SHARE

Istimewa

Fenomena CFW

Perbincangan terkait urgensi hak kekayaan intelektual semakin menyeruak setelah kemunculan Citayam Fashion Week (CFW), yakni fenomena kumpulan remaja "Sudirman, Citayam, Bojong Gede, dan Depok” (SCBD) yang melakukan pelbagai aktivitas terutama dalam memamerkan beragam jenis fesyen di kawasan Dukuh Atas, Jakarta Pusat.

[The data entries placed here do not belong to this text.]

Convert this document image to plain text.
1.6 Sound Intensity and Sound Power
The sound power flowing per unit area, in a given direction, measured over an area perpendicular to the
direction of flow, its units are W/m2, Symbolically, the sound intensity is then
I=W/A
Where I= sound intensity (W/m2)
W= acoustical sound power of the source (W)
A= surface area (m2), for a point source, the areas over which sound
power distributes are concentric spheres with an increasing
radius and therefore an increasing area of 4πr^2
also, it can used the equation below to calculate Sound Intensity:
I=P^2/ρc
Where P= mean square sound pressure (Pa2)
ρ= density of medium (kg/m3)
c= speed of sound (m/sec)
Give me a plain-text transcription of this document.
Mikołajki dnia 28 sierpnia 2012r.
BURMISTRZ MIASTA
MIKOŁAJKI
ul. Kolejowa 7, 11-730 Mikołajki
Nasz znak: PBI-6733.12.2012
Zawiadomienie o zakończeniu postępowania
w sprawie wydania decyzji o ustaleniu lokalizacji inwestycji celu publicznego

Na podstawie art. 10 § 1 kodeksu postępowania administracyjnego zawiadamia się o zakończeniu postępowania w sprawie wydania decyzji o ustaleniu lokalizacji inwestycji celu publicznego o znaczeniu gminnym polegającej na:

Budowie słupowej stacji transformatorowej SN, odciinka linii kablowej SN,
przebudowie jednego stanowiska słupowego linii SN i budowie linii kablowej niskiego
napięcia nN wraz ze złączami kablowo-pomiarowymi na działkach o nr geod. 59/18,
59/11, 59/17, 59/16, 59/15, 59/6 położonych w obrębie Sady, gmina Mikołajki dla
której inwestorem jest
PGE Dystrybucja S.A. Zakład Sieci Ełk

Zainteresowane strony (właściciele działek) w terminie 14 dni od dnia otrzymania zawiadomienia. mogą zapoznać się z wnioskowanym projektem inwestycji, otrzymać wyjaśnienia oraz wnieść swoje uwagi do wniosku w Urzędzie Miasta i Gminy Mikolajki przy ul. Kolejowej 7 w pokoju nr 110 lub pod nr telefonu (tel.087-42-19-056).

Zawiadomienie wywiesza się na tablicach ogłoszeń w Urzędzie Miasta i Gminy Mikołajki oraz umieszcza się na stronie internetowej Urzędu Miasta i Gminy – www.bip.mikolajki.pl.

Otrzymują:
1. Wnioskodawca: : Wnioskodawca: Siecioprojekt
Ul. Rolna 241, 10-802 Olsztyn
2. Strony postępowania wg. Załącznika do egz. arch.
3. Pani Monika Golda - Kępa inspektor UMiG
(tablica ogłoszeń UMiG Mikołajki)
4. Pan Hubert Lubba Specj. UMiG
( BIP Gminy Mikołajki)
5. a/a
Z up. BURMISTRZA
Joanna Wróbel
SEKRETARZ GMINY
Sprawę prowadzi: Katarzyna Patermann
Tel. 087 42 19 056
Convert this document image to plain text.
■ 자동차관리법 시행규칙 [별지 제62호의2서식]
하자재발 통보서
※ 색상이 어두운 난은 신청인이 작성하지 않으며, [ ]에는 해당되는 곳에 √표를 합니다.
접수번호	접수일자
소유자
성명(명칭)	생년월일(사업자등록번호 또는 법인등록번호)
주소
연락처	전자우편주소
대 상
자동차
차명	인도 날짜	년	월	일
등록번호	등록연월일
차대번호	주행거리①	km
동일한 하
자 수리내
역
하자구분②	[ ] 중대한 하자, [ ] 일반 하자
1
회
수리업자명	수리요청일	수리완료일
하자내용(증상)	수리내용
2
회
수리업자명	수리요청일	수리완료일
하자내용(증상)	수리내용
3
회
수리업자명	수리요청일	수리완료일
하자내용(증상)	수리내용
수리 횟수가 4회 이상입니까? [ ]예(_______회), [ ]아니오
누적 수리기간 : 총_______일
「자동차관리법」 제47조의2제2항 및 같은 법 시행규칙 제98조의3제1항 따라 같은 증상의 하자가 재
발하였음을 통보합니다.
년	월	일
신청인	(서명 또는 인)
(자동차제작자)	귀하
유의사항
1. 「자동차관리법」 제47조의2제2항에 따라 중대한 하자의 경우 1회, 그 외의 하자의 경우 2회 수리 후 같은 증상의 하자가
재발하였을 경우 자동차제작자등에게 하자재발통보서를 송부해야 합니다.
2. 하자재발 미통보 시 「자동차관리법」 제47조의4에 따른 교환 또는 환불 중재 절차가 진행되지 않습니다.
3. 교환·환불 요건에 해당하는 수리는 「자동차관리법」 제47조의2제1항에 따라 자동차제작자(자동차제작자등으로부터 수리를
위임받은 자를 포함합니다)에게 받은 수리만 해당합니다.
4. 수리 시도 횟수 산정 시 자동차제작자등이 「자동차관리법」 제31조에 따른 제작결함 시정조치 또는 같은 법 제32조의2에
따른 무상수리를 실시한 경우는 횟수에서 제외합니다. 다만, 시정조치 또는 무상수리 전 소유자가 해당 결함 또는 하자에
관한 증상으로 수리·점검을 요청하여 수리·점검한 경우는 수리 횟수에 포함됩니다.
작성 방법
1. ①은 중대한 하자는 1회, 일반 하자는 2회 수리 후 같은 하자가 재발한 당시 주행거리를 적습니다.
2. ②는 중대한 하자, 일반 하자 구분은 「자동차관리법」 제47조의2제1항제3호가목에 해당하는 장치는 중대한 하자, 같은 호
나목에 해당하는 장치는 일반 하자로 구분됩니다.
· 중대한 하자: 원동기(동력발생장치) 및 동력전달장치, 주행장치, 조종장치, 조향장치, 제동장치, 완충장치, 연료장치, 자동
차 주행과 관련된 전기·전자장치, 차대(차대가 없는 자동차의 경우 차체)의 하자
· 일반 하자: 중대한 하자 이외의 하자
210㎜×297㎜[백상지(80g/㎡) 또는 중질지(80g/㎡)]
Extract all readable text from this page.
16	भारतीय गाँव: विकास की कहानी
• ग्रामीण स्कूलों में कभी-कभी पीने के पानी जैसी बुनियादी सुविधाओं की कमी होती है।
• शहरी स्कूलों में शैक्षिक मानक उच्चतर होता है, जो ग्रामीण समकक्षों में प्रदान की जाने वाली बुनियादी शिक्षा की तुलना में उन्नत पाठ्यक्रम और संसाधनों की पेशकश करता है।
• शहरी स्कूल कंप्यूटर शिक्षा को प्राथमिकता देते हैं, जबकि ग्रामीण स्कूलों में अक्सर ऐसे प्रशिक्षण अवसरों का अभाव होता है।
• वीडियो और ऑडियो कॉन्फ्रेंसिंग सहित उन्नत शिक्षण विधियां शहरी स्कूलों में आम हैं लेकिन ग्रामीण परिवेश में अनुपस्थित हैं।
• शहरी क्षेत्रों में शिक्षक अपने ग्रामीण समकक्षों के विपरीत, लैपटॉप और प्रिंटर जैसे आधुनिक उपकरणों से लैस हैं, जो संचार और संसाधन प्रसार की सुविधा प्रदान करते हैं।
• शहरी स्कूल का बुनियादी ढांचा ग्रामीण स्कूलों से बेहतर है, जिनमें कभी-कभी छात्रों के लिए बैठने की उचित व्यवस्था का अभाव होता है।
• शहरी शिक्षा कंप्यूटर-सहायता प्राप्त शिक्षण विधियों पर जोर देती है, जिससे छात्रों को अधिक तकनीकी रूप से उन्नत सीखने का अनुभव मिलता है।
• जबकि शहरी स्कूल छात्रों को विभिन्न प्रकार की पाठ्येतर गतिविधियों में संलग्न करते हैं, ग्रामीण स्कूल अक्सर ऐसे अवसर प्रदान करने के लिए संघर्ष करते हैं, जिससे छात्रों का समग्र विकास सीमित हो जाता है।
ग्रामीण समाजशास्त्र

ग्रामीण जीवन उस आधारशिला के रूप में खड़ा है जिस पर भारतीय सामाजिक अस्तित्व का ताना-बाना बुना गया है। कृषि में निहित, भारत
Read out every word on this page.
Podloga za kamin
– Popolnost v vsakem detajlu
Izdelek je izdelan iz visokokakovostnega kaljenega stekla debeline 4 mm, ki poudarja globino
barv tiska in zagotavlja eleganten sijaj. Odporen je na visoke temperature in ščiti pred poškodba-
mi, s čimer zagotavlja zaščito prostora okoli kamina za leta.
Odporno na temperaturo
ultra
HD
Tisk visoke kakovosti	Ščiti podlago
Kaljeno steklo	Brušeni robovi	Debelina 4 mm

Tren itu yang diistilahkan Menparekraf sebagai demokratisasi subsektor fesyen rupanya mengundang minat artis Baim Wong untuk mendaftarkan HAKI atas nama CFW ke Kemenkumham sebagai merek jasa peragaan busana melalui perusahaan PT Tiger Wong Entertainment agar nama CFW bernilai ekonomi.

Tak dapat disangkal, tindakan Baim Wong menimbulkan pro-kontra di kalangan publik. Sebagian berpendapat perbuatan itu merupakan bentuk monopoli dari sekelompok elit, sementara lainnya menilai niat dari Baim ialah memberikan perlindungan hukum terhadap CFW sehingga nantinya dapat menjadi sumber penghasilan bagi para remaja “SCBD”.

Terlepas dari polemik setuju atau tidak setuju, satu hikmah yang bisa diambil adalah timbulnya pemahaman masyarakat berkenaan dengan HAKI secara perlahan.

Karena isu HAKI CFW menggema hingga berbagai daerah di Indonesia, dapat dipastikan sebagian pelaku usaha ekraf mulai menelisik lebih jauh tentang urgensi pendaftaran produk ekraf ke HAKI.

Apalagi, PP No.24/2022 yang baru diteken menjanjikan rasa aman kepada pelaku usaha ekraf sehingga mereka terlindungi dari pelanggaran HAKI.

Sandiaga meyakini kebijakan itu menjadi pijakan awal bagi masa depan industri kreatif karena pelaku ekraf dapat memperoleh sumber pembiayaan dari lembaga keuangan bank atau nonbank jika mendaftarkan produk mereka ke HAKI, sehingga mereka mampu menciptakan pendapatan yang akan memenuhi kewajiban untuk membayar kredit dari lembaga keuangan.

Artinya, produk-produk ekraf kekayaan intelektual seperti lagu, lukisan, film, fesyen, atau seni pertunjukan bisa dijadikan objek jaminan utang/kolateral ke bank.

Namun, ada beberapa keresahan dari berbagai kalangan pelaku ekraf. Sutradara Hanung Bramantyo khawatir PP No. 24/2022 hanya dinikmati oleh perusahaan-perusahaan besar pemilik kekayaan intelektual karena memiliki modal melimpah.

Dia menginginkan aturan itu secara khusus mampu memberikan pembiayaan untuk kreator yang minim dana, tetapi memiliki gagasan inovatif menimbang pelbagai industri kreatif besar pemilik kekayaan intelektual pada umumnya tak membutuhkan bank karena mereka dapat menggandeng private investor yang tidak menuntut bunga sebagaimana bank.

Begitu pula dengan pandangan musikus Anang Hermansyah yang mempertanyakan di antaranya bagaimana sistem pelaksanaan dan acuan penilaian karya kreatif sehingga dapat digunakan sebagai jaminan utang kepada lembaga keuangan.